Questions: A) What is your most probable diagnosis ? B) How will you manage the case ? C ) What drug can be used as an adjunct to the antidote?

Answers: A) Organophosphorus compound Poisoning B) General measures – ABC Gastric Lavage Specific Antidote - Atropine 2 mg i.v every 10 minutes, till dryness of mouth, pupils dilate, and bradycardia is abolished. F requency of administration depends on the severity of poisoning .

C ) Pralidoxime ( Cholinesterase reactivator ) Initially I.V loading dose of 30 mg/kg, to be given over 20 minutes, followed by 8 mg/kg/hour continous infusion till recovery ; maximum 12 g per day

Case 4

A 27-year-old lady allegedly consumed a bottle of tablets used for Anemia . She was initially taken to a local hospital with abdominal pain, vomiting and gastric lavage given. After 48 h, she developed multiple episodes of hematemesis and melena and progressively became oliguric and drowsy. She was intubated and referred to our hospital 48 h after ingestion. At presentation, pulse and blood pressure were not recordable and resuscitated with colloids. CBC profile showed hemoglobin-2.8 g/dl, total WBC count-4,500/cu mm, platelet count-52,000/cu mm. LFT showed marked elevation in liver enzymes.

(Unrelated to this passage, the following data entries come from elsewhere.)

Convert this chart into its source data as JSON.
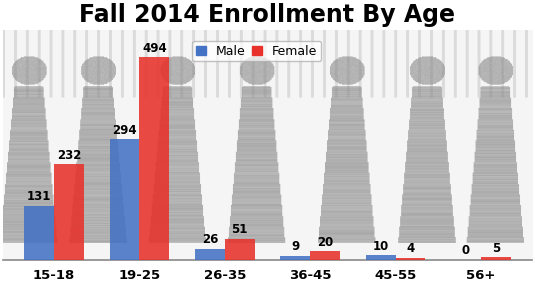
{
  "title": "Fall 2014 Enrollment By Age",
  "categories": [
    "15-18",
    "19-25",
    "26-35",
    "36-45",
    "45-55",
    "56+"
  ],
  "male_values": [
    131,
    294,
    26,
    9,
    10,
    0
  ],
  "female_values": [
    232,
    494,
    51,
    20,
    4,
    5
  ],
  "male_color": "#4472C4",
  "female_color": "#E8312A",
  "bar_width": 0.35,
  "ylim": [
    0,
    560
  ],
  "title_fontsize": 17,
  "label_fontsize": 8.5,
  "tick_fontsize": 9.5,
  "legend_labels": [
    "Male",
    "Female"
  ],
  "legend_fontsize": 9,
  "bar_alpha": 0.88
}
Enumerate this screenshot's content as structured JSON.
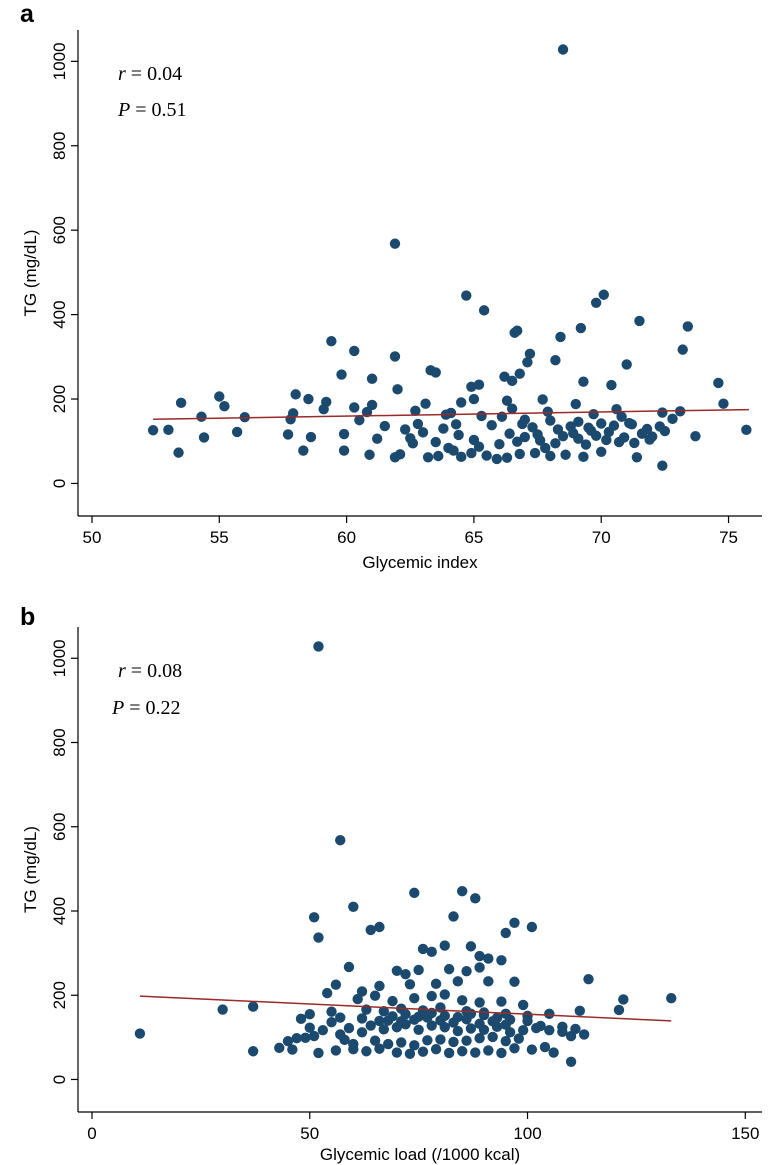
{
  "chart_data": [
    {
      "type": "scatter",
      "panel_label": "a",
      "xlabel": "Glycemic index",
      "ylabel": "TG (mg/dL)",
      "xlim": [
        50,
        76
      ],
      "ylim": [
        -25,
        1060
      ],
      "x_ticks": [
        50,
        55,
        60,
        65,
        70,
        75
      ],
      "y_ticks": [
        0,
        200,
        400,
        600,
        800,
        1000
      ],
      "annotations": {
        "r_symbol": "r",
        "r_value": " = 0.04",
        "p_symbol": "P",
        "p_value": " = 0.51"
      },
      "fit_line": {
        "x": [
          52.4,
          75.8
        ],
        "y": [
          152,
          175
        ]
      },
      "marker_color": "#1b4a6e",
      "fit_color": "#9b2a2a",
      "points": [
        [
          68.5,
          1028
        ],
        [
          61.9,
          568
        ],
        [
          64.7,
          445
        ],
        [
          65.4,
          410
        ],
        [
          70.1,
          447
        ],
        [
          69.8,
          428
        ],
        [
          71.5,
          385
        ],
        [
          73.4,
          372
        ],
        [
          69.2,
          368
        ],
        [
          66.7,
          362
        ],
        [
          66.6,
          357
        ],
        [
          68.4,
          347
        ],
        [
          59.4,
          337
        ],
        [
          60.3,
          314
        ],
        [
          73.2,
          317
        ],
        [
          67.2,
          307
        ],
        [
          61.9,
          301
        ],
        [
          68.2,
          292
        ],
        [
          67.1,
          287
        ],
        [
          71.0,
          282
        ],
        [
          63.3,
          268
        ],
        [
          63.5,
          263
        ],
        [
          66.8,
          260
        ],
        [
          59.8,
          258
        ],
        [
          66.2,
          253
        ],
        [
          61.0,
          248
        ],
        [
          66.5,
          243
        ],
        [
          74.6,
          238
        ],
        [
          69.3,
          241
        ],
        [
          65.2,
          234
        ],
        [
          64.9,
          229
        ],
        [
          70.4,
          233
        ],
        [
          62.0,
          223
        ],
        [
          55.0,
          206
        ],
        [
          58.0,
          211
        ],
        [
          59.2,
          193
        ],
        [
          53.5,
          191
        ],
        [
          58.5,
          200
        ],
        [
          60.3,
          180
        ],
        [
          61.0,
          186
        ],
        [
          63.1,
          189
        ],
        [
          64.5,
          192
        ],
        [
          65.0,
          200
        ],
        [
          66.3,
          196
        ],
        [
          67.7,
          199
        ],
        [
          69.0,
          188
        ],
        [
          70.6,
          176
        ],
        [
          72.4,
          168
        ],
        [
          73.1,
          171
        ],
        [
          74.8,
          189
        ],
        [
          55.2,
          183
        ],
        [
          54.3,
          158
        ],
        [
          56.0,
          157
        ],
        [
          57.9,
          166
        ],
        [
          59.1,
          176
        ],
        [
          60.8,
          169
        ],
        [
          62.7,
          172
        ],
        [
          63.9,
          163
        ],
        [
          65.3,
          160
        ],
        [
          66.1,
          158
        ],
        [
          67.0,
          151
        ],
        [
          68.0,
          149
        ],
        [
          69.1,
          146
        ],
        [
          70.0,
          142
        ],
        [
          71.2,
          140
        ],
        [
          72.8,
          153
        ],
        [
          52.4,
          126
        ],
        [
          53.0,
          127
        ],
        [
          54.4,
          109
        ],
        [
          55.7,
          122
        ],
        [
          57.7,
          116
        ],
        [
          58.6,
          110
        ],
        [
          59.9,
          117
        ],
        [
          61.2,
          106
        ],
        [
          62.5,
          107
        ],
        [
          63.0,
          121
        ],
        [
          64.4,
          115
        ],
        [
          65.0,
          103
        ],
        [
          66.4,
          118
        ],
        [
          67.5,
          116
        ],
        [
          68.9,
          119
        ],
        [
          69.6,
          125
        ],
        [
          70.3,
          122
        ],
        [
          71.6,
          118
        ],
        [
          72.5,
          124
        ],
        [
          73.7,
          112
        ],
        [
          75.7,
          127
        ],
        [
          53.4,
          73
        ],
        [
          58.3,
          78
        ],
        [
          59.9,
          78
        ],
        [
          60.9,
          68
        ],
        [
          62.1,
          69
        ],
        [
          63.2,
          62
        ],
        [
          63.6,
          65
        ],
        [
          64.2,
          78
        ],
        [
          64.9,
          72
        ],
        [
          65.5,
          66
        ],
        [
          66.3,
          61
        ],
        [
          66.8,
          70
        ],
        [
          67.4,
          72
        ],
        [
          68.0,
          65
        ],
        [
          68.6,
          68
        ],
        [
          69.3,
          63
        ],
        [
          70.0,
          75
        ],
        [
          71.4,
          62
        ],
        [
          72.4,
          42
        ],
        [
          61.9,
          62
        ],
        [
          64.5,
          63
        ],
        [
          65.9,
          58
        ],
        [
          67.8,
          84
        ],
        [
          68.2,
          95
        ],
        [
          69.4,
          92
        ],
        [
          70.7,
          98
        ],
        [
          71.9,
          104
        ],
        [
          62.6,
          95
        ],
        [
          63.5,
          98
        ],
        [
          64.0,
          84
        ],
        [
          65.2,
          87
        ],
        [
          66.0,
          93
        ],
        [
          66.7,
          99
        ],
        [
          67.0,
          110
        ],
        [
          67.6,
          102
        ],
        [
          68.5,
          112
        ],
        [
          69.1,
          106
        ],
        [
          69.8,
          113
        ],
        [
          70.2,
          103
        ],
        [
          70.9,
          109
        ],
        [
          71.3,
          96
        ],
        [
          72.0,
          111
        ],
        [
          63.8,
          130
        ],
        [
          64.3,
          140
        ],
        [
          65.7,
          138
        ],
        [
          66.9,
          141
        ],
        [
          67.3,
          133
        ],
        [
          68.3,
          128
        ],
        [
          68.8,
          135
        ],
        [
          69.5,
          132
        ],
        [
          70.5,
          137
        ],
        [
          71.1,
          143
        ],
        [
          71.8,
          129
        ],
        [
          72.3,
          135
        ],
        [
          62.8,
          141
        ],
        [
          60.5,
          150
        ],
        [
          61.5,
          136
        ],
        [
          62.3,
          128
        ],
        [
          57.8,
          152
        ],
        [
          66.5,
          177
        ],
        [
          67.9,
          170
        ],
        [
          69.7,
          164
        ],
        [
          70.8,
          158
        ],
        [
          64.1,
          167
        ]
      ]
    },
    {
      "type": "scatter",
      "panel_label": "b",
      "xlabel": "Glycemic load (/1000 kcal)",
      "ylabel": "TG (mg/dL)",
      "xlim": [
        0,
        152
      ],
      "ylim": [
        -25,
        1060
      ],
      "x_ticks": [
        0,
        50,
        100,
        150
      ],
      "y_ticks": [
        0,
        200,
        400,
        600,
        800,
        1000
      ],
      "annotations": {
        "r_symbol": "r",
        "r_value": " = 0.08",
        "p_symbol": "P",
        "p_value": " = 0.22"
      },
      "fit_line": {
        "x": [
          11,
          133
        ],
        "y": [
          198,
          139
        ]
      },
      "marker_color": "#1b4a6e",
      "fit_color": "#9b2a2a",
      "points": [
        [
          52,
          1028
        ],
        [
          57,
          568
        ],
        [
          74,
          443
        ],
        [
          85,
          447
        ],
        [
          88,
          430
        ],
        [
          83,
          387
        ],
        [
          51,
          385
        ],
        [
          60,
          410
        ],
        [
          52,
          337
        ],
        [
          97,
          372
        ],
        [
          101,
          362
        ],
        [
          95,
          348
        ],
        [
          64,
          355
        ],
        [
          66,
          362
        ],
        [
          76,
          310
        ],
        [
          78,
          303
        ],
        [
          81,
          318
        ],
        [
          87,
          316
        ],
        [
          89,
          293
        ],
        [
          91,
          287
        ],
        [
          94,
          283
        ],
        [
          59,
          267
        ],
        [
          70,
          258
        ],
        [
          72,
          250
        ],
        [
          75,
          260
        ],
        [
          82,
          262
        ],
        [
          86,
          257
        ],
        [
          89,
          266
        ],
        [
          114,
          238
        ],
        [
          54,
          205
        ],
        [
          62,
          209
        ],
        [
          66,
          222
        ],
        [
          73,
          226
        ],
        [
          79,
          227
        ],
        [
          84,
          233
        ],
        [
          91,
          233
        ],
        [
          97,
          232
        ],
        [
          56,
          225
        ],
        [
          61,
          191
        ],
        [
          65,
          199
        ],
        [
          69,
          186
        ],
        [
          74,
          193
        ],
        [
          78,
          198
        ],
        [
          81,
          202
        ],
        [
          85,
          188
        ],
        [
          89,
          183
        ],
        [
          94,
          185
        ],
        [
          99,
          177
        ],
        [
          122,
          190
        ],
        [
          133,
          193
        ],
        [
          30,
          166
        ],
        [
          37,
          173
        ],
        [
          48,
          144
        ],
        [
          55,
          161
        ],
        [
          63,
          166
        ],
        [
          67,
          162
        ],
        [
          71,
          168
        ],
        [
          76,
          164
        ],
        [
          80,
          171
        ],
        [
          86,
          162
        ],
        [
          90,
          159
        ],
        [
          95,
          156
        ],
        [
          100,
          151
        ],
        [
          105,
          156
        ],
        [
          112,
          163
        ],
        [
          121,
          165
        ],
        [
          11,
          109
        ],
        [
          49,
          99
        ],
        [
          51,
          103
        ],
        [
          53,
          117
        ],
        [
          57,
          107
        ],
        [
          59,
          122
        ],
        [
          62,
          112
        ],
        [
          64,
          128
        ],
        [
          67,
          119
        ],
        [
          70,
          124
        ],
        [
          72,
          131
        ],
        [
          75,
          118
        ],
        [
          78,
          128
        ],
        [
          81,
          124
        ],
        [
          84,
          115
        ],
        [
          87,
          121
        ],
        [
          90,
          118
        ],
        [
          93,
          125
        ],
        [
          96,
          112
        ],
        [
          99,
          117
        ],
        [
          102,
          122
        ],
        [
          105,
          117
        ],
        [
          108,
          113
        ],
        [
          110,
          103
        ],
        [
          113,
          107
        ],
        [
          37,
          67
        ],
        [
          46,
          71
        ],
        [
          52,
          63
        ],
        [
          56,
          69
        ],
        [
          60,
          72
        ],
        [
          63,
          67
        ],
        [
          66,
          73
        ],
        [
          70,
          64
        ],
        [
          73,
          61
        ],
        [
          76,
          66
        ],
        [
          79,
          72
        ],
        [
          82,
          63
        ],
        [
          85,
          67
        ],
        [
          88,
          64
        ],
        [
          91,
          69
        ],
        [
          94,
          63
        ],
        [
          97,
          74
        ],
        [
          101,
          71
        ],
        [
          104,
          77
        ],
        [
          106,
          64
        ],
        [
          110,
          42
        ],
        [
          68,
          84
        ],
        [
          71,
          88
        ],
        [
          74,
          81
        ],
        [
          77,
          93
        ],
        [
          80,
          95
        ],
        [
          83,
          89
        ],
        [
          86,
          92
        ],
        [
          89,
          98
        ],
        [
          92,
          101
        ],
        [
          95,
          91
        ],
        [
          98,
          97
        ],
        [
          58,
          94
        ],
        [
          60,
          84
        ],
        [
          65,
          92
        ],
        [
          68,
          140
        ],
        [
          71,
          138
        ],
        [
          74,
          142
        ],
        [
          77,
          147
        ],
        [
          80,
          140
        ],
        [
          83,
          135
        ],
        [
          86,
          143
        ],
        [
          89,
          132
        ],
        [
          92,
          138
        ],
        [
          95,
          130
        ],
        [
          66,
          139
        ],
        [
          69,
          150
        ],
        [
          72,
          155
        ],
        [
          75,
          149
        ],
        [
          78,
          158
        ],
        [
          81,
          151
        ],
        [
          84,
          148
        ],
        [
          87,
          156
        ],
        [
          90,
          153
        ],
        [
          93,
          146
        ],
        [
          96,
          142
        ],
        [
          100,
          139
        ],
        [
          103,
          127
        ],
        [
          108,
          125
        ],
        [
          111,
          120
        ],
        [
          50,
          123
        ],
        [
          55,
          136
        ],
        [
          57,
          147
        ],
        [
          62,
          145
        ],
        [
          47,
          98
        ],
        [
          50,
          155
        ],
        [
          45,
          91
        ],
        [
          43,
          75
        ]
      ]
    }
  ]
}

Questions: A) What is the most probable diagnosis? B) What is the management for this poisoning?

Answers: A) Iron Poisoning. B) Gastric lavage with sodium bicarbonate solution – to render iron insoluble. Egg yolk or milk – to complex iron. Iron chelating agent - Desferrioxamine

Desferrioxamine – injected i.m .(preferably) 0.5-1g repeated 4-12 hrly as required Injected i.v ( if shock is present) – 10-15mg/kg/hr. Max 75 mg/kg/day till serum iron falls below 300 mcg/dl. Alternatively – DTPA or Calcium edetate Diazepam i.v , if convulsions occur.

Case 5

A healthy male aged 30 years working in a jewellery factory was brought to the emergency department approximately 10 min after accidental ingestion of a liquid used to polish metal plates required for artificial jewellery. On admission, he was in severe shock but the skin was pink in colour. He was immediately resuscitated and put on mechanical ventilation. SpO 2  did not rise beyond 60% in spite of intermittent positive pressure ventilation with 100% oxygen.

Tremors and convulsions were also observed. Fundus examination revealed that retinal veins and arteries appear in similar red colour. Arterial blood gas (ABG) report revealed high anion gap metabolic acidosis. Electrocardiogram (ECG) showed global ST depression pattern with right bundle branch block (RBBB).

Questions: A) What is the most probable diagnosis? B) How will you manage this case ? C) What are the possible issues with the administration of antidote?

Answers: A) Cyanide Poisoning B) Sodium Nitrite – 10ml of 3% solution i.v is given – converts Haemoglobin to Methaemoglobin . Methaemoglobin combines with cyanide to form Cyanomethaemoglobin . Then, Sodium thiosulfate- 50ml of 25% solution i.v is given which converts Cyanomethaemoglobin to Methaemoglobin and Sodium thiocyanate which is excreted in urine.

C) The two major side effects of sodium nitrite from the antidote kit are excessive M ethemoglobinemia and hypotension. Methemoglobinemia is due to the oxidation of ferrous (+2) iron in hemoglobin to ferric (+3) by nitrite, and, therefore, care must be taken to avoid excessive nitrite doses. Hypotension results from the vasodilating action of nitrite.